The IRS (Internal Revenue Service) has deployed AI to investigate tax evasion and open examinations into large hedge funds, private equity groups, real estate investors, and law firms.

The federal agency this Friday announced that it will use some of the $80 billion allocated through last year’s Inflation Reduction Act to target the wealthiest Americans who use sophisticated accounting maneuvers to avoid paying taxes.

This agency’s new funding has generated a political fight between Republicans and Democrats.

Republicans claim that the IRS will use the funding to harass small businesses and middle-class taxpayers while Democrats say that the funding is primarily enabling the IRS to target wealthy Americans and corporations who may have engaged in tax evasion.

“These are complex cases for IRS teams to unpack,” Daniel Werfel, the IRS Commissioner, said. “The IRS has simply not had enough resources or staffing to address partnerships; in a real sense, we’ve been overwhelmed in this area for years.”

Mr.

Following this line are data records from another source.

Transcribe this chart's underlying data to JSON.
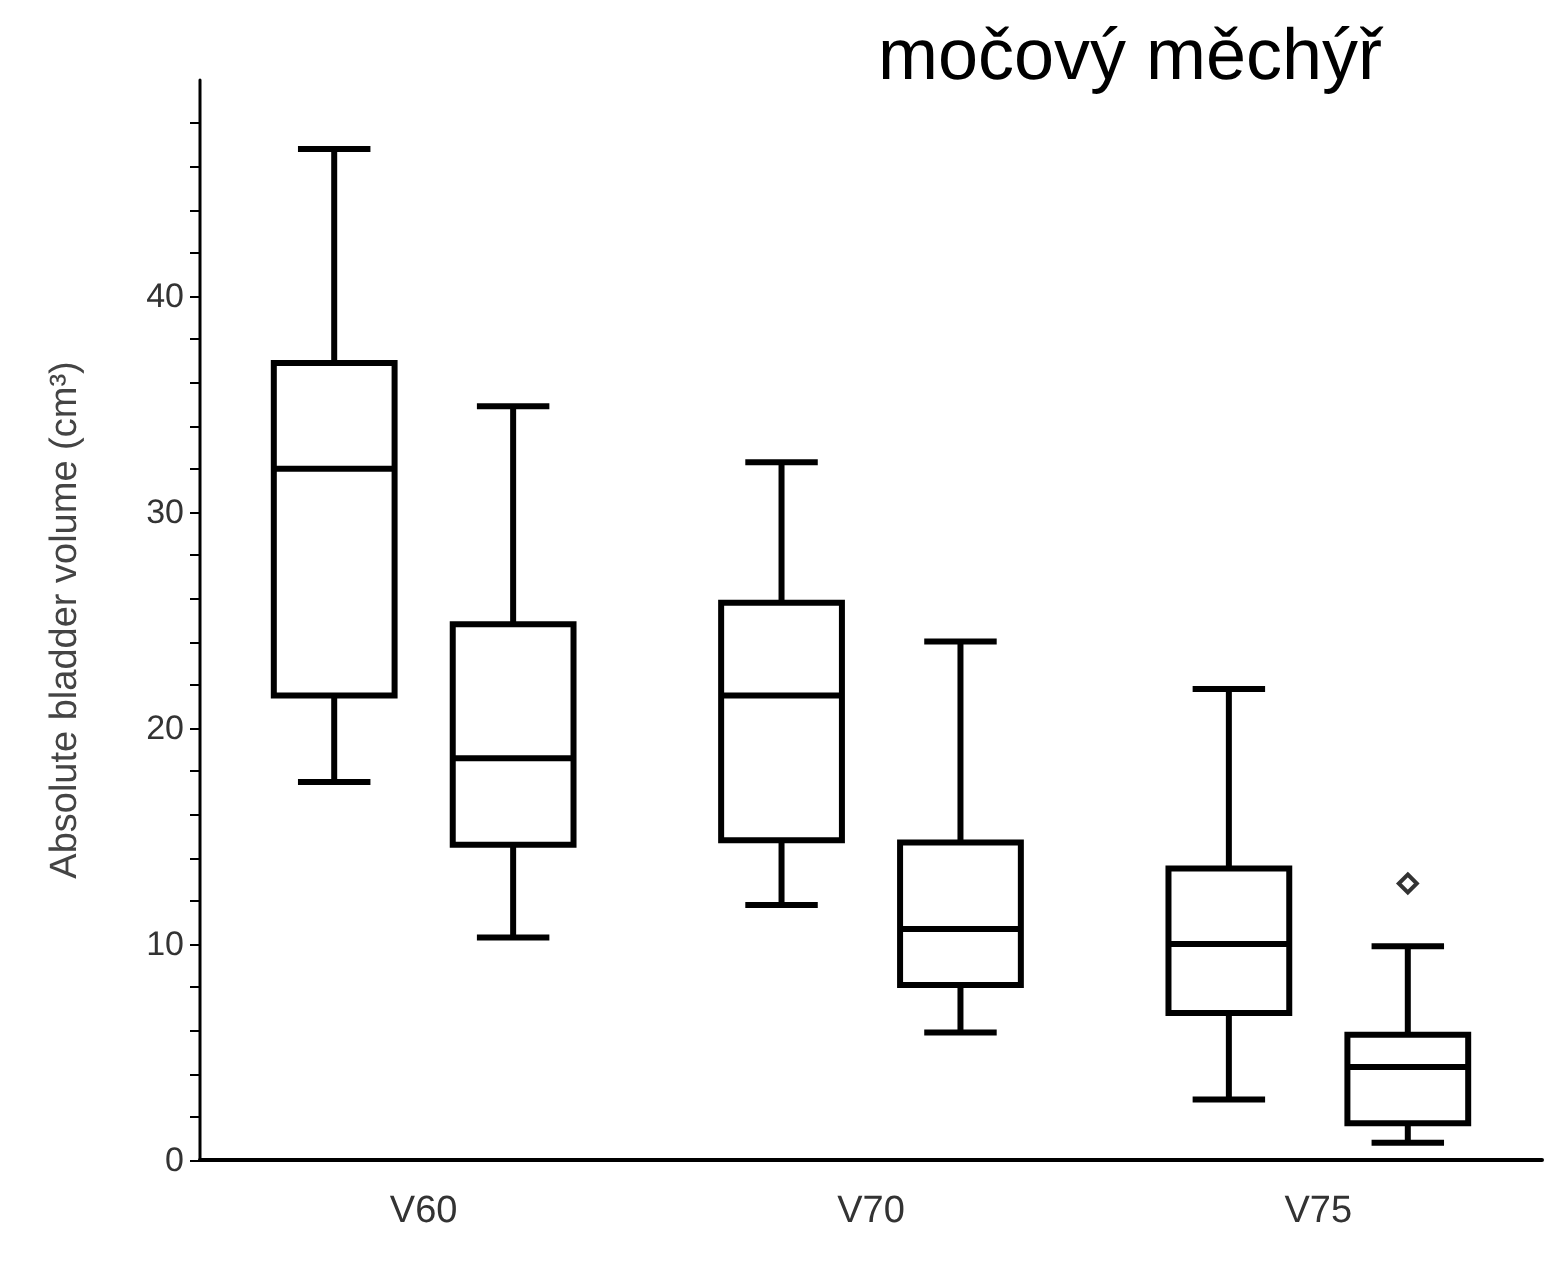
{
  "chart_data": {
    "type": "box",
    "title": "močový měchýř",
    "ylabel": "Absolute bladder volume (cm³)",
    "categories": [
      "V60",
      "V70",
      "V75"
    ],
    "series": [
      {
        "color": "#000000",
        "boxes": [
          {
            "low": 17.5,
            "q1": 21.5,
            "median": 32.0,
            "q3": 36.9,
            "high": 46.8
          },
          {
            "low": 11.8,
            "q1": 14.8,
            "median": 21.5,
            "q3": 25.8,
            "high": 32.3
          },
          {
            "low": 2.8,
            "q1": 6.8,
            "median": 10.0,
            "q3": 13.5,
            "high": 21.8
          }
        ]
      },
      {
        "color": "#000000",
        "boxes": [
          {
            "low": 10.3,
            "q1": 14.6,
            "median": 18.6,
            "q3": 24.8,
            "high": 34.9
          },
          {
            "low": 5.9,
            "q1": 8.1,
            "median": 10.7,
            "q3": 14.7,
            "high": 24.0
          },
          {
            "low": 0.8,
            "q1": 1.7,
            "median": 4.3,
            "q3": 5.8,
            "high": 9.9,
            "outliers": [
              12.8
            ]
          }
        ]
      }
    ],
    "ylim": [
      0,
      50
    ],
    "yticks": [
      0,
      {
        "value": 2,
        "label": null
      },
      {
        "value": 4,
        "label": null
      },
      {
        "value": 6,
        "label": null
      },
      {
        "value": 8,
        "label": null
      },
      10,
      {
        "value": 12,
        "label": null
      },
      {
        "value": 14,
        "label": null
      },
      {
        "value": 16,
        "label": null
      },
      {
        "value": 18,
        "label": null
      },
      20,
      {
        "value": 22,
        "label": null
      },
      {
        "value": 24,
        "label": null
      },
      {
        "value": 26,
        "label": null
      },
      {
        "value": 28,
        "label": null
      },
      30,
      {
        "value": 32,
        "label": null
      },
      {
        "value": 34,
        "label": null
      },
      {
        "value": 36,
        "label": null
      },
      {
        "value": 38,
        "label": null
      },
      40,
      {
        "value": 42,
        "label": null
      },
      {
        "value": 44,
        "label": null
      },
      {
        "value": 46,
        "label": null
      },
      {
        "value": 48,
        "label": null
      }
    ],
    "grid": false,
    "marker": "diamond"
  }
}
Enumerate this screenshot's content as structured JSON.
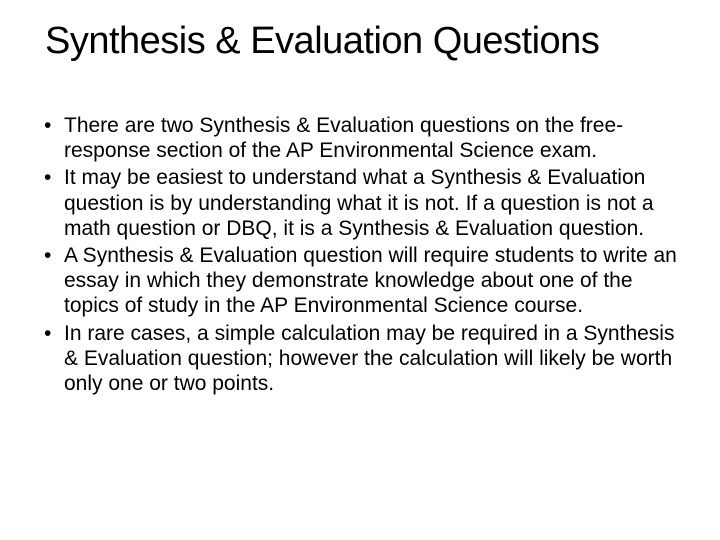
{
  "slide": {
    "title": "Synthesis & Evaluation Questions",
    "bullets": [
      "There are two Synthesis & Evaluation questions on the free-response section of the AP Environmental Science exam.",
      "It may be easiest to understand what a Synthesis & Evaluation question is by understanding what it is not. If a question is not a math question or DBQ, it is a Synthesis & Evaluation question.",
      "A Synthesis & Evaluation question will require students to write an essay in which they demonstrate knowledge about one of the topics of study in the AP Environmental Science course.",
      "In rare cases, a simple calculation may be required in a Synthesis & Evaluation question; however the calculation will likely be worth only one or two points."
    ]
  },
  "styling": {
    "background_color": "#ffffff",
    "text_color": "#000000",
    "title_fontsize": 38,
    "body_fontsize": 21,
    "font_family": "Arial"
  }
}
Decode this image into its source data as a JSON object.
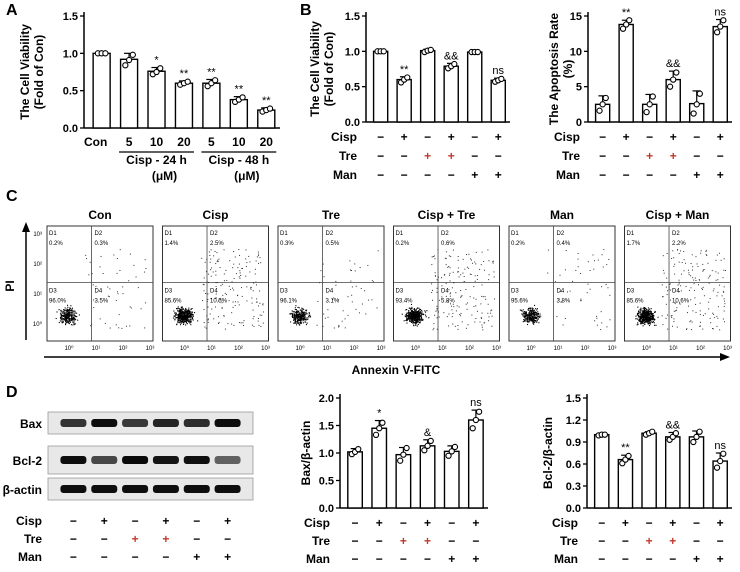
{
  "panel_labels": {
    "a": "A",
    "b": "B",
    "c": "C",
    "d": "D"
  },
  "chart_data": [
    {
      "id": "A",
      "type": "bar",
      "ylabel": [
        "The Cell Viability",
        "(Fold of Con)"
      ],
      "yticks": [
        "0.0",
        "0.5",
        "1.0",
        "1.5"
      ],
      "ylim": [
        0,
        1.5
      ],
      "categories": [
        "Con",
        "5",
        "10",
        "20",
        "5",
        "10",
        "20"
      ],
      "values": [
        1.0,
        0.92,
        0.76,
        0.6,
        0.6,
        0.38,
        0.24
      ],
      "errors": [
        0.01,
        0.08,
        0.05,
        0.03,
        0.05,
        0.04,
        0.03
      ],
      "points": [
        [
          1.0,
          1.0,
          1.0
        ],
        [
          0.84,
          0.91,
          0.98
        ],
        [
          0.72,
          0.75,
          0.8
        ],
        [
          0.58,
          0.6,
          0.62
        ],
        [
          0.56,
          0.6,
          0.64
        ],
        [
          0.35,
          0.38,
          0.41
        ],
        [
          0.22,
          0.24,
          0.26
        ]
      ],
      "sig": [
        "",
        "",
        "*",
        "**",
        "**",
        "**",
        "**"
      ],
      "groups": [
        {
          "label": "Cisp - 24 h",
          "unit": "(μM)"
        },
        {
          "label": "Cisp - 48 h",
          "unit": "(μM)"
        }
      ]
    },
    {
      "id": "B1",
      "type": "bar",
      "ylabel": [
        "The Cell Viability",
        "(Fold of Con)"
      ],
      "yticks": [
        "0.0",
        "0.5",
        "1.0",
        "1.5"
      ],
      "ylim": [
        0,
        1.5
      ],
      "values": [
        1.0,
        0.6,
        1.01,
        0.79,
        0.99,
        0.59
      ],
      "errors": [
        0.01,
        0.04,
        0.02,
        0.04,
        0.01,
        0.03
      ],
      "points": [
        [
          1.0,
          1.0,
          1.0
        ],
        [
          0.56,
          0.6,
          0.63
        ],
        [
          0.99,
          1.01,
          1.02
        ],
        [
          0.76,
          0.79,
          0.82
        ],
        [
          0.99,
          0.99,
          0.99
        ],
        [
          0.57,
          0.59,
          0.61
        ]
      ],
      "sig": [
        "",
        "**",
        "",
        "&&",
        "",
        "ns"
      ]
    },
    {
      "id": "B2",
      "type": "bar",
      "title": "The Apoptosis Rate",
      "ylabel": [
        "(%)"
      ],
      "yticks": [
        "0",
        "5",
        "10",
        "15"
      ],
      "ylim": [
        0,
        15
      ],
      "values": [
        2.5,
        13.8,
        2.5,
        6.0,
        2.6,
        13.5
      ],
      "errors": [
        1.2,
        0.6,
        1.4,
        1.2,
        1.8,
        1.0
      ],
      "points": [
        [
          1.6,
          2.5,
          3.4
        ],
        [
          13.2,
          13.8,
          14.4
        ],
        [
          1.4,
          2.5,
          3.6
        ],
        [
          5.0,
          6.0,
          7.0
        ],
        [
          1.2,
          2.5,
          4.0
        ],
        [
          12.7,
          13.5,
          14.4
        ]
      ],
      "sig": [
        "",
        "**",
        "",
        "&&",
        "",
        "ns"
      ]
    },
    {
      "id": "D1",
      "type": "bar",
      "ylabel": [
        "Bax/β-actin"
      ],
      "yticks": [
        "0.0",
        "0.5",
        "1.0",
        "1.5",
        "2.0"
      ],
      "ylim": [
        0,
        2.0
      ],
      "values": [
        1.02,
        1.45,
        0.97,
        1.13,
        1.03,
        1.6
      ],
      "errors": [
        0.06,
        0.14,
        0.13,
        0.11,
        0.1,
        0.18
      ],
      "points": [
        [
          0.98,
          1.02,
          1.07
        ],
        [
          1.33,
          1.45,
          1.55
        ],
        [
          0.86,
          0.97,
          1.09
        ],
        [
          1.05,
          1.13,
          1.22
        ],
        [
          0.95,
          1.03,
          1.11
        ],
        [
          1.45,
          1.6,
          1.75
        ]
      ],
      "sig": [
        "",
        "*",
        "",
        "&",
        "",
        "ns"
      ]
    },
    {
      "id": "D2",
      "type": "bar",
      "ylabel": [
        "Bcl-2/β-actin"
      ],
      "yticks": [
        "0.0",
        "0.3",
        "0.6",
        "0.9",
        "1.2",
        "1.5"
      ],
      "ylim": [
        0,
        1.5
      ],
      "values": [
        1.0,
        0.66,
        1.02,
        0.97,
        0.97,
        0.64
      ],
      "errors": [
        0.01,
        0.06,
        0.02,
        0.06,
        0.08,
        0.11
      ],
      "points": [
        [
          0.99,
          1.0,
          1.0
        ],
        [
          0.61,
          0.66,
          0.71
        ],
        [
          1.0,
          1.02,
          1.04
        ],
        [
          0.93,
          0.97,
          1.02
        ],
        [
          0.9,
          0.97,
          1.04
        ],
        [
          0.55,
          0.64,
          0.74
        ]
      ],
      "sig": [
        "",
        "**",
        "",
        "&&",
        "",
        "ns"
      ]
    }
  ],
  "treatment_labels": [
    "Cisp",
    "Tre",
    "Man"
  ],
  "treatment_matrix": [
    [
      "−",
      "+",
      "−",
      "+",
      "−",
      "+"
    ],
    [
      "−",
      "−",
      "+",
      "+",
      "−",
      "−"
    ],
    [
      "−",
      "−",
      "−",
      "−",
      "+",
      "+"
    ]
  ],
  "treatment_colors": {
    "Cisp": "#000000",
    "Tre": "#c0392b",
    "Man": "#000000"
  },
  "flow": {
    "ylabel": "PI",
    "xlabel": "Annexin V-FITC",
    "quadrant_names": [
      "D1",
      "D2",
      "D3",
      "D4"
    ],
    "axis_ticks": [
      "10⁰",
      "10¹",
      "10²",
      "10³"
    ],
    "panels": [
      {
        "title": "Con",
        "q": [
          "0.2%",
          "0.3%",
          "96.0%",
          "3.5%"
        ]
      },
      {
        "title": "Cisp",
        "q": [
          "1.4%",
          "2.5%",
          "85.6%",
          "10.5%"
        ]
      },
      {
        "title": "Tre",
        "q": [
          "0.3%",
          "0.5%",
          "96.1%",
          "3.1%"
        ]
      },
      {
        "title": "Cisp + Tre",
        "q": [
          "0.2%",
          "0.6%",
          "93.4%",
          "5.8%"
        ]
      },
      {
        "title": "Man",
        "q": [
          "0.2%",
          "0.4%",
          "95.6%",
          "3.8%"
        ]
      },
      {
        "title": "Cisp + Man",
        "q": [
          "1.7%",
          "2.2%",
          "85.6%",
          "10.6%"
        ]
      }
    ]
  },
  "western": {
    "labels": [
      "Bax",
      "Bcl-2",
      "β-actin"
    ],
    "intensities": [
      [
        0.8,
        0.95,
        0.78,
        0.86,
        0.82,
        0.95
      ],
      [
        0.95,
        0.72,
        0.96,
        0.92,
        0.94,
        0.62
      ],
      [
        0.95,
        0.95,
        0.95,
        0.95,
        0.95,
        0.95
      ]
    ]
  }
}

Werfel explained that artificial intelligence is helping the IRS identify patterns and trends, giving the agency greater confidence that it can find where larger partnerships are shielding income. This is leading to the kinds of major audits that the IRS might not have previously tackled.

The agency said it would open examinations into 75 of the nation’s largest partnerships, which were identified with the help of artificial intelligence, by the end of the month. The partnerships all have more than $10 billion in assets and will receive audit notices in the coming weeks.

More audits are likely to come, according to The New York Times. In October, the IRS will send 500 notifications, known as compliance alerts, to other large partnerships indicating that the agency has found discrepancies in their balance sheets. These partnerships could also face audits if they cannot explain the differences in their balances from the end of one year to the start of the next.

The focus on partnerships is part of a broader push by the IRS to scrutinize wealthier taxpayers in 2024. Mr. Werfel said that the agency is dedicating dozens of revenue officers to pursue 1,600 millionaires who the IRS believes owe at least $250,000 in unpaid taxes.

In the coming year, the IRS said it plans to increase scrutiny of digital assets as a vehicle for tax evasion and investigate how high-income taxpayers are using foreign bank accounts to avoid disclosing their financial information.

As part of its recruiting strategy, the IRS has been looking to hire data scientists to develop new in-house artificial intelligence tools. Mr. Werfel said that the agency is also collaborating with outside experts and contractors on the project.